We're still unclear as to whether we're on for a debate tonight.
(Update: 3:01 PM - we're ready to rumble)
The debate, hosted at the University of Mississippi, will focus on foreign policy. It's slated to begin at 9 EST. The four broadcast networks, NPR and C-SPAN are all planning to carry it.
While we can expect the candidates to segueway to discuss domestic politics, particularly the financial crisis, there are still some really important issues to discuss regarding foreign policy. They include:
(1) The war on terrorism - first and foremost. Terrorism is still the biggest foreign threat to the US despite everything else that has happened.

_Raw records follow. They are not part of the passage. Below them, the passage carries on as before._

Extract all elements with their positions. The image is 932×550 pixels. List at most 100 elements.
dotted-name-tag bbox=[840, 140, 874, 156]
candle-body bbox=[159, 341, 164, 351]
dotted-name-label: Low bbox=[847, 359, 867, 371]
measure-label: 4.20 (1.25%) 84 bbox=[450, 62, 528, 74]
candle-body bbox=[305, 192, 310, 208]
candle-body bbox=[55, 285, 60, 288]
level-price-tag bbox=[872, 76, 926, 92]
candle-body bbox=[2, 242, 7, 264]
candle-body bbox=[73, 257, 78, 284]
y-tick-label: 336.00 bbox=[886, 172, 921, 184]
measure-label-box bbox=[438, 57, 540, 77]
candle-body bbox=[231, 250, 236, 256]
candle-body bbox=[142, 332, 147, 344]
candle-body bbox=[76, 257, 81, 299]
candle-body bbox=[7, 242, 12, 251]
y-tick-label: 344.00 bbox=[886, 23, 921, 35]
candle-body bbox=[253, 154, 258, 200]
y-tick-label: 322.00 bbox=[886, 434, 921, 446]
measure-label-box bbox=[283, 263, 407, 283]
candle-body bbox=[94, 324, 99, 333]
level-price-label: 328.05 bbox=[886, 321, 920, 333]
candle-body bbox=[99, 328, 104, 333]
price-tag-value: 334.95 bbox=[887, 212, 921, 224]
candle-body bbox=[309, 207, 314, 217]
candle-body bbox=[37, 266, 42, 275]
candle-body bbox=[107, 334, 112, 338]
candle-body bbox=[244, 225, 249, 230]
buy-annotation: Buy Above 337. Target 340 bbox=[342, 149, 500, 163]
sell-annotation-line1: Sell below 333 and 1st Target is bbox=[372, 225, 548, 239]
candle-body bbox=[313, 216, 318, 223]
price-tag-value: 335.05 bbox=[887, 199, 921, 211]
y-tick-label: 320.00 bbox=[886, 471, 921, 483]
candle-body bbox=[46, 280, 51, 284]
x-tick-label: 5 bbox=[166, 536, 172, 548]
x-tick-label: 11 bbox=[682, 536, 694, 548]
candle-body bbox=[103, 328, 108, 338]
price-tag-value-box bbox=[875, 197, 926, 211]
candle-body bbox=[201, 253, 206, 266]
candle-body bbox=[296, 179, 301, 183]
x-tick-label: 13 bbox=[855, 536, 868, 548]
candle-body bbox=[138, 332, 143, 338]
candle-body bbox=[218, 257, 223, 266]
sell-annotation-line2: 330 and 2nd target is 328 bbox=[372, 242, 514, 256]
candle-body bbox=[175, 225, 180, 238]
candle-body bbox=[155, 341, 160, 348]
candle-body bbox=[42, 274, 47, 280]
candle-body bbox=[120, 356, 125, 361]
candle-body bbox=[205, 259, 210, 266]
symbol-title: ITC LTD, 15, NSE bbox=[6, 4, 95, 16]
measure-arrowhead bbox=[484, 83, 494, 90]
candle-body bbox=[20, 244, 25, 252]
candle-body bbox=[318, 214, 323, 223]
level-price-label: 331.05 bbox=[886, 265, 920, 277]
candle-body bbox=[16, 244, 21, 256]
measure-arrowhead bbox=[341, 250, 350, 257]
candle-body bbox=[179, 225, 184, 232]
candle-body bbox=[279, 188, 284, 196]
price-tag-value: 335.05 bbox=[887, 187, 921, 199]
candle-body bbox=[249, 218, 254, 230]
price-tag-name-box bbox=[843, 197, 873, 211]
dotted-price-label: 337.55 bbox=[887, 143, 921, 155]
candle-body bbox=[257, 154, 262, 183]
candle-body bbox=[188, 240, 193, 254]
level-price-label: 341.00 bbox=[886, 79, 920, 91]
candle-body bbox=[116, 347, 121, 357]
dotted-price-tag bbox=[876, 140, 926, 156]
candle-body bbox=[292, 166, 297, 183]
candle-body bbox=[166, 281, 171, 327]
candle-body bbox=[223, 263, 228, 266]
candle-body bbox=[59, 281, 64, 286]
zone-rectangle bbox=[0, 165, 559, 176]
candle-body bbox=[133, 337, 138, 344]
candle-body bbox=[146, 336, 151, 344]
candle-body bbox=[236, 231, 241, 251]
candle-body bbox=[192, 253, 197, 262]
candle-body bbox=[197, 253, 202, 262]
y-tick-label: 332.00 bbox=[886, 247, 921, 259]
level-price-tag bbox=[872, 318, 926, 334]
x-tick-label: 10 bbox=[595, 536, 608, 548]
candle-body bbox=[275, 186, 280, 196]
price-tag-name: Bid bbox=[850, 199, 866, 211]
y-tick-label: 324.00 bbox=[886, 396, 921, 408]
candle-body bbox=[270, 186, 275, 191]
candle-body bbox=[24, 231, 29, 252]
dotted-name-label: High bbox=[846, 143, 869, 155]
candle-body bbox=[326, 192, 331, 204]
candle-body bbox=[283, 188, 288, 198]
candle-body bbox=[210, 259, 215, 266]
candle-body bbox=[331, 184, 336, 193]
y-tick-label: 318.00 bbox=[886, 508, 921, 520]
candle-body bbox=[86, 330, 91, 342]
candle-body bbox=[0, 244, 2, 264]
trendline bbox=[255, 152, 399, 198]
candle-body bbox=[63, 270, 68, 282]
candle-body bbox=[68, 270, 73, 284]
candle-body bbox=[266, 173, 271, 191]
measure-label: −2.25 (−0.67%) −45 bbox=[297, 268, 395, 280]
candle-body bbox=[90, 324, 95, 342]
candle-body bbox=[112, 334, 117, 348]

(2) Iran - the mullahs are pushing forward on nuclear power. Iran is a terrorism supporting state according to the US State Department (a designation that both Republican and Democratic administrations have made). A nuclear Iran is definitely a major concern from the standpoint of non-proliferation.
(3) Non-proliferation - it used to be that nation state cooperation was necessary to develop weapons of mass destruction. Today, that's not the case. The next administration needs a new approach for a new problem.
(4) Russia - Russia recently invaded and trashed the independent Republic of Georgia over an ostensible border dispute. The real purpose was to send the message to the US that Russia is still a world power to be reckoned with.
Hopefully, those doing the questioning will hold the candidates' feet to the fire on these issues.